Now this is the law of the guilt offering: it is most holy” (Leviticus 7:1).
In my journey through Leviticus I relearned an important principle of worship and reverence -- one which I still too often forget. For example, in the seventh chapter we read of God's specific requirements for Israel’s offerings: They should be without defect, be the best the person had to offer, and should be the first fruits – not the second fruits – but the first and finest of the flock and harvest. And finally, the offerings were to be set apart specially and specifically for God.
And so I got to contemplating, if God commanded His people to set apart animals and plants as holy, how much more should Jesus Christ -- the Lamb of God -- be treated by God’s children as holy?

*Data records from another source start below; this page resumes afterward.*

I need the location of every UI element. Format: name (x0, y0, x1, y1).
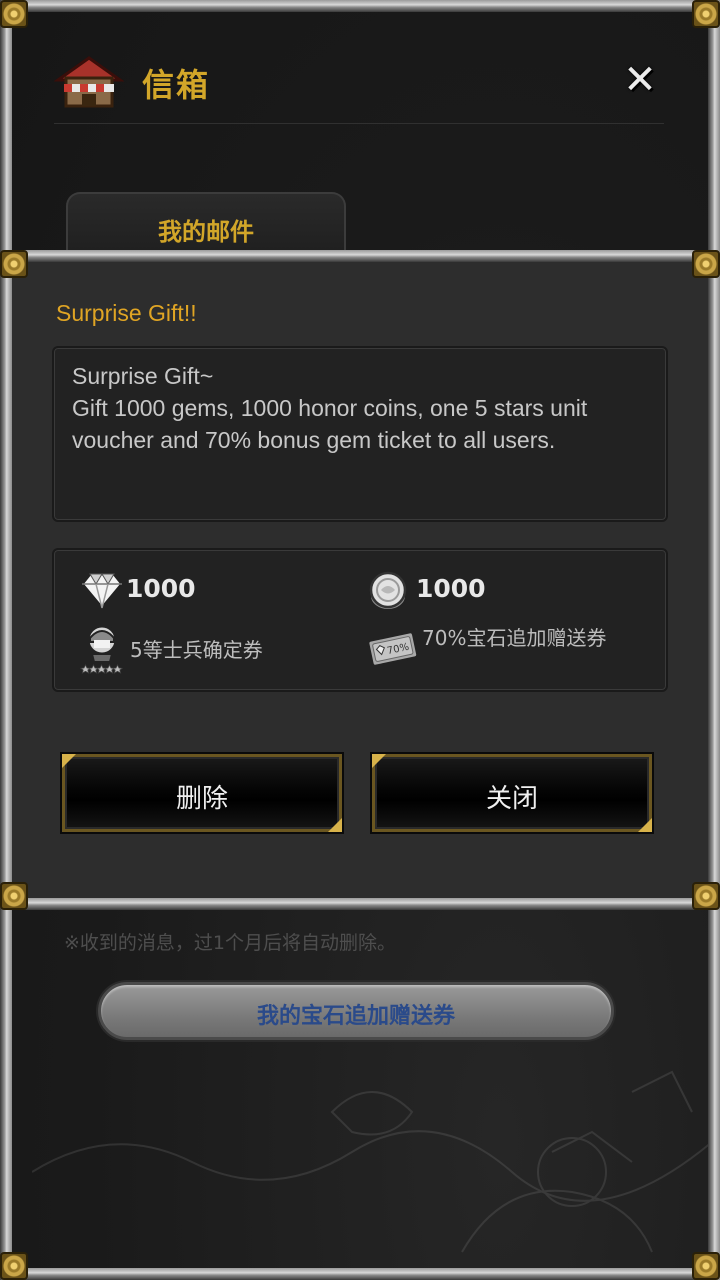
mailbox-header: 信箱 ✕ (54, 52, 664, 124)
dialog-corner (692, 882, 720, 910)
frame-bottom (0, 1268, 720, 1280)
frame-corner (692, 0, 720, 28)
gem-ticket-button[interactable]: 我的宝石追加赠送券 (98, 982, 614, 1040)
reward-unit-voucher-label: 5等士兵确定券 (130, 638, 263, 662)
close-button-label: 关闭 (485, 784, 538, 814)
dialog-frame-bottom (0, 898, 720, 910)
mail-detail-dialog: Surprise Gift!! Surprise Gift~ Gift 1000… (0, 250, 720, 910)
dialog-frame-left (0, 250, 12, 910)
rewards-box: 1000 1000 5等士兵确定券 70% 70%宝石追加赠送券 (52, 548, 668, 692)
mailbox-house-icon (54, 56, 124, 108)
dialog-corner (692, 250, 720, 278)
mailbox-title: 信箱 (142, 66, 211, 104)
game-screen: 信箱 ✕ 我的邮件 ※收到的消息，过1个月后将自动删除。 我的宝石追加赠送券 S… (0, 0, 720, 1280)
reward-gems-amount: 1000 (126, 574, 196, 603)
auto-delete-notice: ※收到的消息，过1个月后将自动删除。 (64, 932, 397, 954)
soldier-voucher-icon (80, 624, 124, 674)
dialog-corner (0, 882, 28, 910)
diamond-icon (80, 572, 124, 610)
close-button[interactable]: 关闭 (372, 754, 652, 832)
dialog-title: Surprise Gift!! (56, 300, 197, 326)
background-illustration (32, 1070, 712, 1253)
honor-coin-icon (369, 571, 407, 611)
frame-corner (0, 1252, 28, 1280)
dialog-frame-right (708, 250, 720, 910)
frame-corner (0, 0, 28, 28)
frame-top (0, 0, 720, 12)
gem-ticket-icon: 70% (366, 630, 419, 668)
dialog-frame-top (0, 250, 720, 262)
reward-honor-coins-amount: 1000 (416, 574, 486, 603)
message-text: Surprise Gift~ Gift 1000 gems, 1000 hono… (72, 363, 588, 453)
delete-button-label: 删除 (175, 784, 228, 814)
delete-button[interactable]: 删除 (62, 754, 342, 832)
message-box: Surprise Gift~ Gift 1000 gems, 1000 hono… (52, 346, 668, 522)
gem-ticket-button-label: 我的宝石追加赠送券 (256, 1004, 455, 1029)
close-icon[interactable]: ✕ (620, 60, 660, 100)
frame-corner (692, 1252, 720, 1280)
reward-gem-ticket-label: 70%宝石追加赠送券 (422, 626, 607, 650)
dialog-corner (0, 250, 28, 278)
tab-my-mail-label: 我的邮件 (158, 218, 254, 246)
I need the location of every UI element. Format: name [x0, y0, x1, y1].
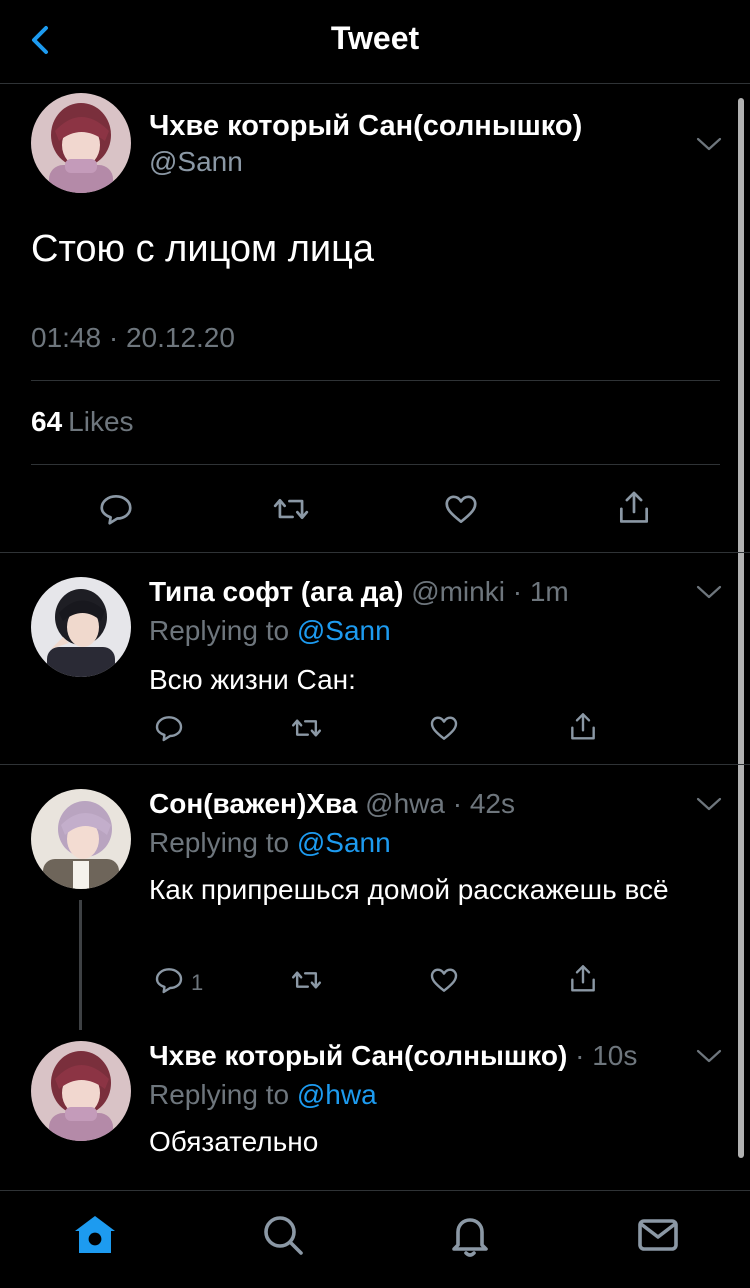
mention-link[interactable]: @hwa	[297, 1079, 377, 1110]
reply-text: Обязательно	[149, 1126, 319, 1157]
avatar[interactable]	[31, 789, 131, 889]
reply-icon[interactable]	[97, 490, 135, 533]
top-bar: Tweet	[0, 0, 750, 84]
chevron-down-icon[interactable]	[695, 582, 723, 602]
reply-author-line[interactable]: Типа софт (ага да) @minki · 1m	[149, 576, 569, 608]
replying-to: Replying to @Sann	[149, 827, 391, 859]
tweet-text: Стою с лицом лица	[31, 228, 375, 270]
mention-link[interactable]: @Sann	[297, 827, 391, 858]
likes-count: 64	[31, 406, 63, 437]
search-icon[interactable]	[259, 1211, 307, 1259]
share-icon[interactable]	[567, 710, 599, 749]
author-name[interactable]: Чхве который Сан(солнышко)	[149, 110, 582, 143]
reply-meta: · 10s	[575, 1040, 638, 1071]
tweet-timestamp: 01:48 · 20.12.20	[31, 322, 235, 353]
chevron-down-icon[interactable]	[695, 1046, 723, 1066]
author-handle[interactable]: @Sann	[149, 146, 243, 178]
retweet-icon[interactable]	[289, 964, 324, 1001]
page-title: Tweet	[330, 20, 420, 56]
divider	[0, 552, 750, 553]
share-icon[interactable]	[567, 962, 599, 1001]
notifications-icon[interactable]	[446, 1211, 494, 1259]
chevron-down-icon[interactable]	[695, 134, 723, 154]
reply-icon[interactable]	[153, 712, 185, 749]
tab-bar	[0, 1190, 750, 1288]
likes-label: Likes	[68, 406, 134, 437]
reply-author-line[interactable]: Сон(важен)Хва @hwa · 42s	[149, 788, 515, 820]
replying-to: Replying to @Sann	[149, 615, 391, 647]
replying-prefix: Replying to	[149, 1079, 290, 1110]
likes-summary[interactable]: 64 Likes	[31, 406, 134, 438]
replying-to: Replying to @hwa	[149, 1079, 377, 1111]
reply-author-name[interactable]: Сон(важен)Хва	[149, 788, 357, 819]
like-icon[interactable]	[442, 490, 480, 533]
reply-author-name[interactable]: Чхве который Сан(солнышко)	[149, 1040, 567, 1071]
reply-author-line[interactable]: Чхве который Сан(солнышко) · 10s	[149, 1040, 637, 1072]
like-icon[interactable]	[428, 712, 460, 749]
messages-icon[interactable]	[634, 1211, 682, 1259]
reply-text: Как припрешься домой расскажешь всё	[149, 874, 669, 905]
scrollbar[interactable]	[738, 98, 744, 1158]
home-icon[interactable]	[71, 1211, 119, 1259]
share-icon[interactable]	[615, 488, 653, 533]
divider	[0, 764, 750, 765]
avatar[interactable]	[31, 577, 131, 677]
divider	[31, 380, 720, 381]
replying-prefix: Replying to	[149, 827, 290, 858]
mention-link[interactable]: @Sann	[297, 615, 391, 646]
avatar[interactable]	[31, 93, 131, 193]
retweet-icon[interactable]	[289, 712, 324, 749]
thread-connector	[79, 900, 82, 1030]
reply-meta: @minki · 1m	[411, 576, 569, 607]
avatar[interactable]	[31, 1041, 131, 1141]
reply-author-name[interactable]: Типа софт (ага да)	[149, 576, 403, 607]
chevron-down-icon[interactable]	[695, 794, 723, 814]
reply-text: Всю жизни Сан:	[149, 664, 356, 695]
like-icon[interactable]	[428, 964, 460, 1001]
divider	[31, 464, 720, 465]
reply-icon[interactable]	[153, 964, 185, 1001]
reply-count: 1	[191, 970, 204, 995]
retweet-icon[interactable]	[270, 490, 312, 533]
reply-meta: @hwa · 42s	[365, 788, 515, 819]
replying-prefix: Replying to	[149, 615, 290, 646]
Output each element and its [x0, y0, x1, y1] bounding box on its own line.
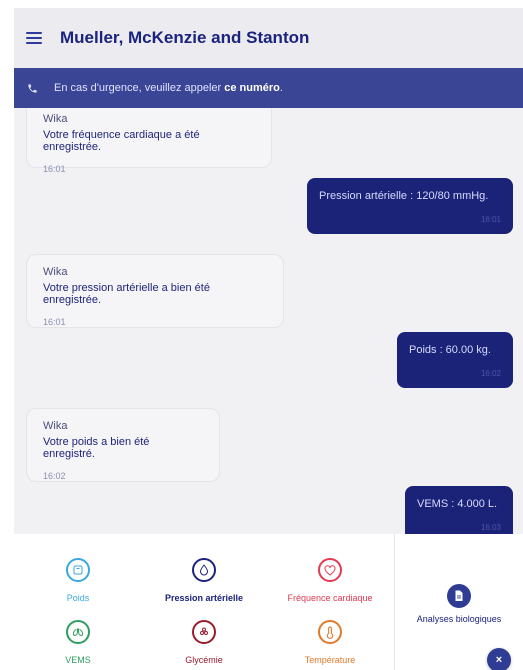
measure-pression-button[interactable]: Pression artérielle	[141, 558, 267, 603]
message-text: Pression artérielle : 120/80 mmHg.	[319, 190, 489, 202]
outgoing-message: Poids : 60.00 kg. 16:02	[397, 332, 513, 388]
glucose-icon	[192, 620, 216, 644]
incoming-message: Wika Votre pression artérielle a bien ét…	[26, 254, 284, 328]
measure-label: Température	[304, 655, 356, 665]
message-sender: Wika	[43, 266, 68, 278]
chat-thread: Wika Votre fréquence cardiaque a été enr…	[14, 108, 523, 544]
message-text: Votre pression artérielle a bien été enr…	[43, 282, 210, 306]
message-sender: Wika	[43, 420, 68, 432]
phone-icon	[26, 82, 38, 94]
document-icon	[447, 584, 471, 608]
message-text: Poids : 60.00 kg.	[409, 344, 491, 356]
page-title: Mueller, McKenzie and Stanton	[60, 28, 310, 47]
measure-label: Fréquence cardiaque	[287, 593, 373, 603]
message-text: Votre fréquence cardiaque a été enregist…	[43, 129, 200, 153]
measure-label: Pression artérielle	[164, 593, 244, 603]
measure-grid: Poids Pression artérielle Fréquence card…	[14, 534, 394, 670]
scale-icon	[66, 558, 90, 582]
drop-icon	[192, 558, 216, 582]
measure-label: Poids	[66, 593, 90, 603]
measure-poids-button[interactable]: Poids	[15, 558, 141, 603]
measure-label: VEMS	[65, 655, 91, 665]
incoming-message: Wika Votre poids a bien été enregistré. …	[26, 408, 220, 482]
app-screen: Mueller, McKenzie and Stanton En cas d'u…	[14, 8, 523, 670]
message-sender: Wika	[43, 113, 68, 125]
analyses-label: Analyses biologiques	[416, 614, 502, 624]
emergency-banner: En cas d'urgence, veuillez appeler ce nu…	[14, 68, 523, 108]
lungs-icon	[66, 620, 90, 644]
app-header: Mueller, McKenzie and Stanton	[14, 8, 523, 68]
message-time: 16:01	[480, 215, 501, 224]
close-button[interactable]: ×	[487, 648, 511, 670]
hamburger-menu-icon[interactable]	[26, 32, 42, 44]
measure-panel: Poids Pression artérielle Fréquence card…	[14, 534, 523, 670]
message-time: 16:01	[43, 164, 66, 174]
message-text: Votre poids a bien été enregistré.	[43, 436, 150, 460]
measure-temperature-button[interactable]: Température	[267, 620, 393, 665]
measure-vems-button[interactable]: VEMS	[15, 620, 141, 665]
measure-label: Glycémie	[185, 655, 223, 665]
heart-icon	[318, 558, 342, 582]
message-time: 16:02	[43, 471, 66, 481]
measure-frequence-button[interactable]: Fréquence cardiaque	[267, 558, 393, 603]
message-time: 16:02	[480, 369, 501, 378]
message-time: 16:01	[43, 317, 66, 327]
outgoing-message: Pression artérielle : 120/80 mmHg. 16:01	[307, 178, 513, 234]
thermometer-icon	[318, 620, 342, 644]
measure-glycemie-button[interactable]: Glycémie	[141, 620, 267, 665]
message-text: VEMS : 4.000 L.	[417, 498, 498, 510]
emergency-text: En cas d'urgence, veuillez appeler ce nu…	[54, 82, 283, 94]
incoming-message: Wika Votre fréquence cardiaque a été enr…	[26, 108, 272, 174]
message-time: 16:03	[480, 523, 501, 532]
emergency-number-link[interactable]: ce numéro	[224, 82, 280, 94]
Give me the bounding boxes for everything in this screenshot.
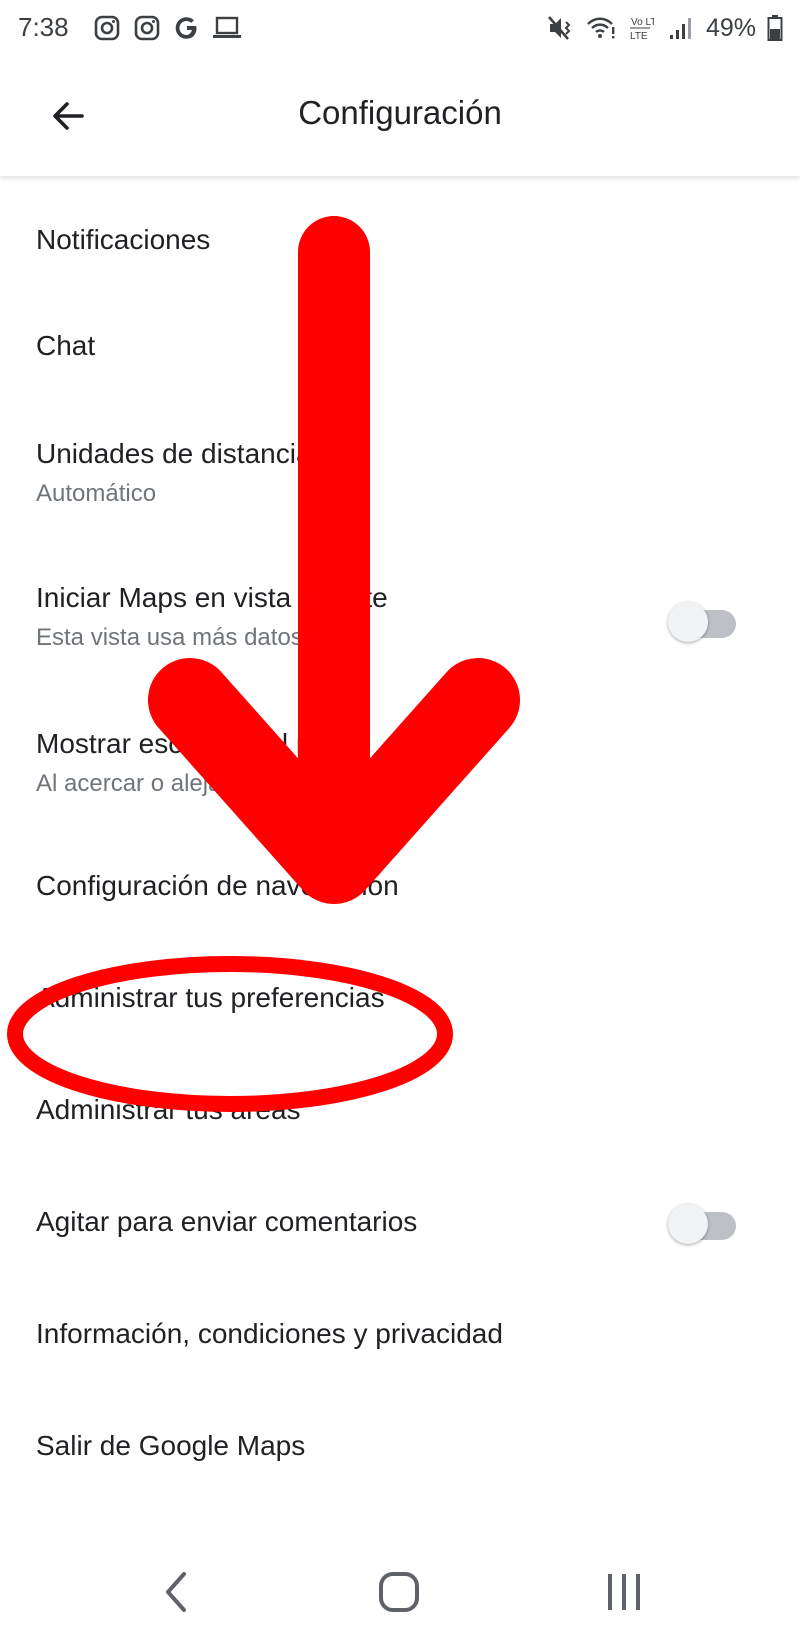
setting-subtitle: Esta vista usa más datos: [36, 624, 303, 651]
setting-title: Agitar para enviar comentarios: [36, 1206, 418, 1237]
setting-info-terms-privacy[interactable]: Información, condiciones y privacidad: [0, 1280, 800, 1392]
setting-title: Administrar tus preferencias: [36, 982, 385, 1013]
status-time: 7:38: [18, 12, 69, 42]
app-bar: Configuración: [0, 56, 800, 176]
setting-notifications[interactable]: Notificaciones: [0, 176, 800, 288]
battery-icon: [766, 13, 784, 43]
wifi-icon: [586, 13, 616, 43]
setting-title: Configuración de navegación: [36, 870, 399, 901]
setting-exit-maps[interactable]: Salir de Google Maps: [0, 1392, 800, 1504]
setting-subtitle: Automático: [36, 480, 157, 507]
setting-title: Administrar tus áreas: [36, 1094, 301, 1125]
battery-percent: 49%: [705, 13, 756, 42]
svg-text:Vo LTE: Vo LTE: [631, 17, 654, 28]
setting-show-scale[interactable]: Mostrar escala en el mapa Al acercar o a…: [0, 686, 800, 832]
back-nav-icon: [166, 1572, 186, 1612]
system-nav-bar: [0, 1540, 800, 1646]
setting-chat[interactable]: Chat: [0, 288, 800, 400]
setting-title: Unidades de distancia: [36, 438, 312, 469]
setting-manage-areas[interactable]: Administrar tus áreas: [0, 1056, 800, 1168]
setting-title: Chat: [36, 330, 96, 361]
laptop-icon: [212, 13, 242, 43]
google-icon: [172, 13, 202, 43]
status-bar: 7:38 Vo LTE LTE 49%: [0, 0, 800, 56]
satellite-view-toggle[interactable]: [668, 602, 740, 642]
toggle-thumb: [668, 602, 708, 642]
recents-nav-icon: [608, 1574, 640, 1610]
setting-title: Iniciar Maps en vista satélite: [36, 582, 388, 613]
toggle-thumb: [668, 1204, 708, 1244]
setting-manage-preferences[interactable]: Administrar tus preferencias: [0, 944, 800, 1056]
setting-shake-feedback[interactable]: Agitar para enviar comentarios: [0, 1168, 800, 1280]
instagram-icon: [92, 13, 122, 43]
signal-icon: [666, 13, 696, 43]
setting-subtitle: Al acercar o alejar el mapa: [36, 770, 322, 797]
mute-vibrate-icon: [546, 13, 576, 43]
shake-feedback-toggle[interactable]: [668, 1204, 740, 1244]
setting-title: Salir de Google Maps: [36, 1430, 306, 1461]
volte-icon: Vo LTE LTE: [626, 13, 656, 43]
instagram-icon: [132, 13, 162, 43]
home-nav-icon: [379, 1572, 419, 1612]
status-system-icons: Vo LTE LTE 49%: [546, 10, 784, 46]
nav-back-button[interactable]: [146, 1562, 206, 1622]
status-notification-icons: [92, 10, 242, 46]
nav-home-button[interactable]: [369, 1562, 429, 1622]
setting-title: Mostrar escala en el mapa: [36, 728, 366, 759]
setting-navigation[interactable]: Configuración de navegación: [0, 832, 800, 944]
setting-distance-units[interactable]: Unidades de distancia Automático: [0, 400, 800, 540]
page-title: Configuración: [298, 94, 502, 131]
setting-title: Notificaciones: [36, 224, 211, 255]
nav-recents-button[interactable]: [594, 1562, 654, 1622]
svg-text:LTE: LTE: [630, 31, 648, 42]
setting-title: Información, condiciones y privacidad: [36, 1318, 503, 1349]
setting-satellite-view[interactable]: Iniciar Maps en vista satélite Esta vist…: [0, 540, 800, 686]
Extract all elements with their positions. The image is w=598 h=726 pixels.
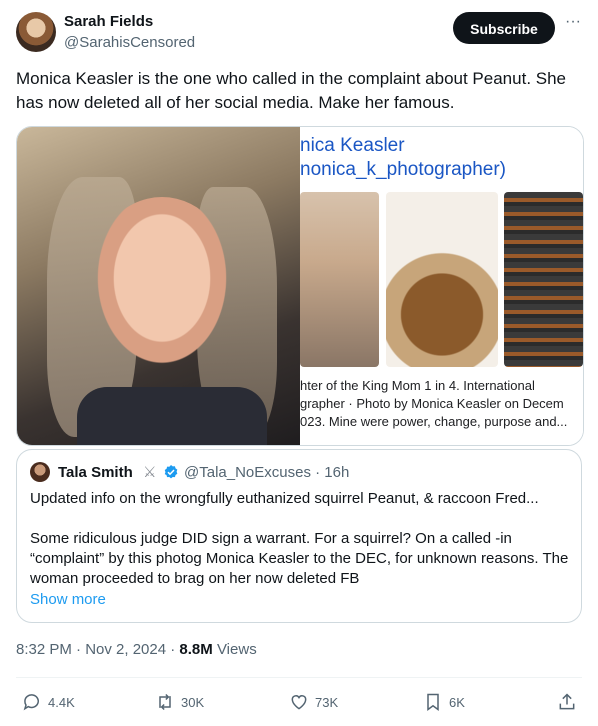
reply-button[interactable]: 4.4K bbox=[22, 690, 75, 714]
profile-screenshot: nica Keasler nonica_k_photographer) hter… bbox=[300, 127, 583, 445]
quote-paragraph: Some ridiculous judge DID sign a warrant… bbox=[30, 530, 569, 587]
tweet: Sarah Fields @SarahisCensored Subscribe … bbox=[0, 0, 598, 726]
profile-handle: nonica_k_photographer) bbox=[300, 159, 506, 180]
share-icon bbox=[559, 693, 575, 710]
heart-icon bbox=[291, 695, 307, 710]
media-attachment[interactable]: nica Keasler nonica_k_photographer) hter… bbox=[16, 126, 584, 446]
divider bbox=[16, 677, 582, 678]
quote-author-name: Tala Smith bbox=[58, 464, 133, 481]
profile-name: nica Keasler bbox=[300, 135, 405, 156]
bookmark-button[interactable]: 6K bbox=[423, 690, 465, 714]
reply-count: 4.4K bbox=[48, 694, 75, 710]
views-count: 8.8M bbox=[179, 641, 213, 658]
crossed-swords-emoji: ⚔ bbox=[143, 464, 157, 481]
repost-icon bbox=[159, 693, 171, 711]
thumbnail-plant bbox=[386, 192, 498, 367]
desc-line: grapher · Photo by Monica Keasler on Dec… bbox=[300, 396, 564, 411]
photo-shirt bbox=[77, 387, 267, 445]
tweet-meta: 8:32 PM · Nov 2, 2024 · 8.8M Views bbox=[16, 641, 257, 658]
quote-text: Updated info on the wrongfully euthanize… bbox=[30, 489, 570, 609]
desc-line: hter of the King Mom 1 in 4. Internation… bbox=[300, 378, 535, 393]
timestamp[interactable]: 8:32 PM · Nov 2, 2024 · bbox=[16, 641, 179, 658]
action-bar: 4.4K 30K 73K 6K bbox=[0, 690, 598, 716]
quote-handle-time: @Tala_NoExcuses · 16h bbox=[184, 464, 350, 481]
more-options-icon[interactable]: ··· bbox=[563, 14, 583, 34]
subscribe-button[interactable]: Subscribe bbox=[453, 12, 555, 44]
quote-paragraph: Updated info on the wrongfully euthanize… bbox=[30, 490, 539, 507]
photo-woman bbox=[17, 127, 300, 445]
thumbnail-jar bbox=[504, 192, 583, 367]
repost-count: 30K bbox=[181, 694, 205, 710]
author-handle[interactable]: @SarahisCensored bbox=[64, 34, 195, 51]
bookmark-count: 6K bbox=[449, 694, 465, 710]
verified-badge-icon bbox=[164, 465, 178, 479]
share-button[interactable] bbox=[557, 690, 583, 714]
bookmark-icon bbox=[427, 693, 439, 711]
profile-description: hter of the King Mom 1 in 4. Internation… bbox=[300, 377, 583, 431]
repost-button[interactable]: 30K bbox=[155, 690, 204, 714]
tweet-text: Monica Keasler is the one who called in … bbox=[16, 69, 567, 112]
photo-face bbox=[87, 197, 237, 377]
desc-line: 023. Mine were power, change, purpose an… bbox=[300, 414, 568, 429]
quote-avatar bbox=[30, 462, 50, 482]
avatar[interactable] bbox=[16, 12, 56, 52]
views-label: Views bbox=[212, 641, 257, 658]
thumbnail-portrait bbox=[300, 192, 379, 367]
quoted-tweet[interactable]: Tala Smith ⚔ @Tala_NoExcuses · 16h Updat… bbox=[16, 449, 582, 623]
author-name[interactable]: Sarah Fields bbox=[64, 13, 153, 30]
like-count: 73K bbox=[315, 694, 339, 710]
reply-icon bbox=[23, 694, 39, 711]
show-more-link[interactable]: Show more bbox=[30, 591, 106, 608]
like-button[interactable]: 73K bbox=[289, 690, 338, 714]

Scripture often refers to Christians as God’s children and Christ's friends. But perhaps because of the comfortable images those words generate, some of us might be tempted to blur the distinction between sacred and ordinary. God is “the man upstairs” instead of “our Father in heaven.” Jesus’ name becomes a marketing tool instead of a road map to salvation. Mass attendance becomes an opportunity to keep on God’s “good side” than to worship Him.
The Old Testament laws related to sacrifices and offerings illustrate God’s impeccable sacredness and holiness. And, of course, God has not changed. Angels still cover their eyes in His presence, and how much more should we who are reconciled to God by Christ’s blood, speak His name reverently, treat each other preferentially, and live our lives in as holy, blameless and as sacred a way as possible?